Nuclear construction is concentrated in Asia; new tactics can close the cost gap in other regions

Momentum for nuclear power is generally stronger in Asia than in Western economies. South Korea continues to add nuclear capacity per capita at a high rate, with four gigawatts under construction for its population of 50 million. China accounts for more than half of new nuclear power coming online, adding 44 gigawatts to the 60 gigawatts it already has. In addition, China plans to build another 48 gigawatts of capacity and has proposals for 172 gigawatts more. Russia has four gigawatts under construction and 22 gigawatts planned, while India has seven gigawatts underway, plans for an additional eight gigawatts, and a goal of 100 gigawatts by 2047.15

By comparison, the United States has no large new reactors currently under construction, although Westinghouse has announced plans to begin construction by 2030 of a fleet of ten AP1000 units that could produce roughly 10 to 11 gigawatts.16 Europe has slightly bigger aims for nuclear power production, with about 5.5 gigawatts under construction, close to 30 gigawatts planned, and another 20 to 30 gigawatts proposed.17

Public perception and government policies are decisive in where nuclear projects proceed

Factors beyond cost also determine where projects go. Some countries, particularly those without abundant domestic fossil-fuel resources, such as France and Japan, value nuclear power’s contribution to energy security and resilience, and the US–Iran conflict in 2026 may strengthen the case for nuclear power further. The levelized cost of a nuclear plant is locked in after construction, and operating costs, which are more insulated from price shocks than gas-generated power, are relatively low. However, concerns around perceived nuclear safety and previous decommissioning decisions still impede the nuclear build-out in Germany and other countries.

Companies and policymakers can take steps to make sure projects are economical, which will ensure nuclear power is part of the energy portfolio in countries that need it.

First, companies can build fleets of plants to reduce cost and time to market. Repeating standardized designs across multiple projects, as China and South Korea do, reduces costs and compresses schedules. Modular construction, integrated project delivery, and aligned incentives across owners and contractors reduce change orders, decrease labor hours, and make execution more predictable.

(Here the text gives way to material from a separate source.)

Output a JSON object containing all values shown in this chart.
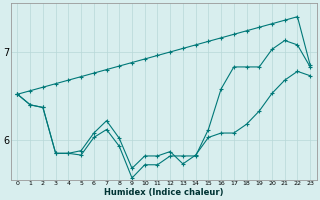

Second, policymakers could complete licensing before construction begins and take steps to ensure that policy support doesn’t shift in the middle of construction, which creates delays and raises costs. Better coordination across policymaking entities and stakeholders is also critical, as noted by the UK’s 2025 Nuclear Regulatory Review, which found that a single project can face as many as eight regulators with no designated lead.18 Public financing sized for multi-unit programs could bolster confidence in developers and suppliers.

Finally, reducing operational and market risks and reducing financing costs could improve the investment case for nuclear projects, which are increasingly attracting private investment.19 Sovereign support, export-credit financing, loan guarantees, indexed power purchase agreements, and contracts for difference can reduce financing costs. These tools matter most for first-in-country or first-of-a-kind projects that have high execution risk.

The nuclear potential is real around the world. Translating it into nuclear projects requires the discipline to build competitive fleets that attract investment and warrant public approval.